Some say good scientific writing and presentation skill. Because no matter how good your data or findings are, if you do not know how to present them (in English especially), nobody will ever read or pay any attention to them. This is so true.
Some say good hand skill. People with Green Hands can do whatever experiments they want and those experiments always work like magic. People with no good pair of hands like me really understand what it means!
Some say the skill to ask questions. I mean GOOD questions. What does this data mean? How does it link to the hypothesis? What are the differences of the work done by these 2 research groups? Being able to ask good questions means you've somehow had a good grasp of the topic and are able to analyse things critically.
Others say it's the people skill. How you communicate and get along with others, building networks and having international collaborations.

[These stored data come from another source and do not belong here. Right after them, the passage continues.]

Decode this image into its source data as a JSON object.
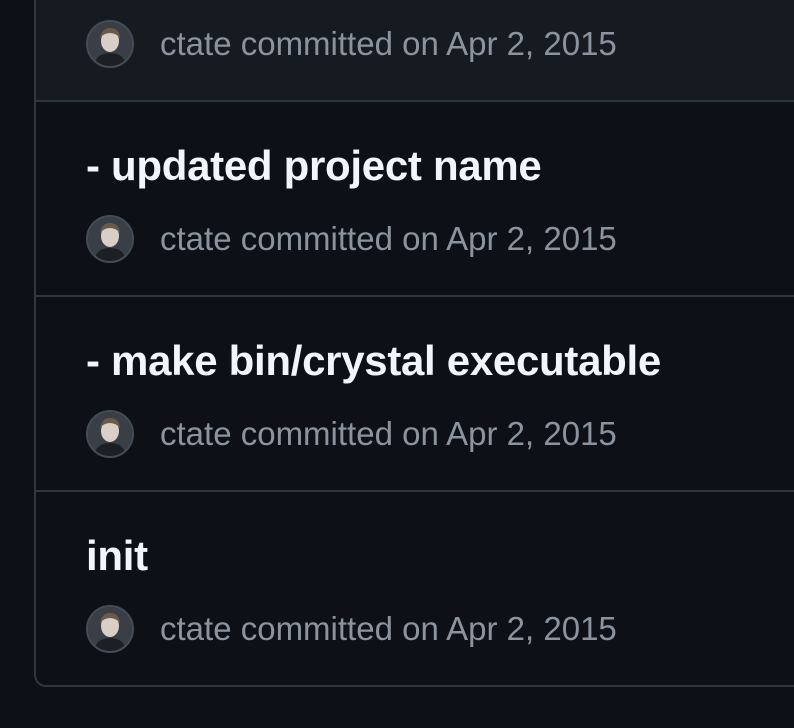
{
  "commits": [
    {
      "title": "",
      "author": "ctate",
      "verb": "committed",
      "date": "on Apr 2, 2015"
    },
    {
      "title": "- updated project name",
      "author": "ctate",
      "verb": "committed",
      "date": "on Apr 2, 2015"
    },
    {
      "title": "- make bin/crystal executable",
      "author": "ctate",
      "verb": "committed",
      "date": "on Apr 2, 2015"
    },
    {
      "title": "init",
      "author": "ctate",
      "verb": "committed",
      "date": "on Apr 2, 2015"
    }
  ],
  "colors": {
    "background": "#0d1117",
    "border": "#30363d",
    "title": "#f0f6fc",
    "meta": "#8b949e",
    "highlight_row": "#161b22"
  },
  "icons": {
    "avatar": "user-avatar-icon"
  }
}
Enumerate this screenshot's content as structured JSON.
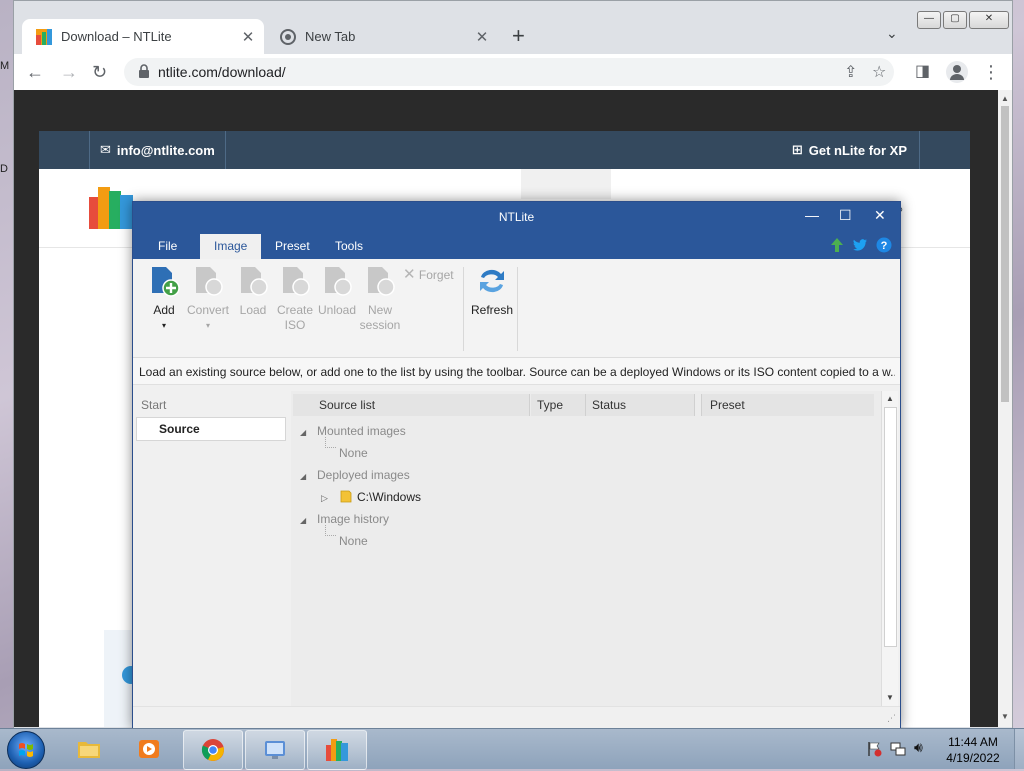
{
  "desktop": {
    "edge_texts": [
      "M",
      "D"
    ]
  },
  "browser": {
    "tabs": [
      {
        "title": "Download – NTLite",
        "active": true
      },
      {
        "title": "New Tab",
        "active": false
      }
    ],
    "url": "ntlite.com/download/"
  },
  "site": {
    "email": "info@ntlite.com",
    "xp_link": "Get nLite for XP"
  },
  "ntlite": {
    "title": "NTLite",
    "menu": [
      "File",
      "Image",
      "Preset",
      "Tools"
    ],
    "active_menu": "Image",
    "ribbon": {
      "add": "Add",
      "convert": "Convert",
      "load": "Load",
      "create_iso_1": "Create",
      "create_iso_2": "ISO",
      "unload": "Unload",
      "new_session_1": "New",
      "new_session_2": "session",
      "forget": "Forget",
      "refresh": "Refresh"
    },
    "info": "Load an existing source below, or add one to the list by using the toolbar. Source can be a deployed Windows or its ISO content copied to a w...",
    "left": {
      "start": "Start",
      "source": "Source"
    },
    "columns": {
      "source_list": "Source list",
      "type": "Type",
      "status": "Status",
      "preset": "Preset"
    },
    "tree": {
      "mounted": "Mounted images",
      "mounted_none": "None",
      "deployed": "Deployed images",
      "windows": "C:\\Windows",
      "history": "Image history",
      "history_none": "None"
    }
  },
  "taskbar": {
    "time": "11:44 AM",
    "date": "4/19/2022"
  }
}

But I say the most important skill among all is 'believe in yourself'. You can acquire all the other skills by practicing harder or attending courses but not with the believe-in-myself thing. It has to come from inside. It comes when you are determined enough and have a strong sense of purpose. It comes when all things seem not working (no data + no research fund + time running short kind) yet you still hold on to it. And this is what some called F.A.I.T.H.
2 comments:
Love your statement: "BELIEVE IN YOURSELF" is the key for success in research!!! It needs a lot of brain washing...
yeah. agreed tat it needs a lot of brain washing... me too!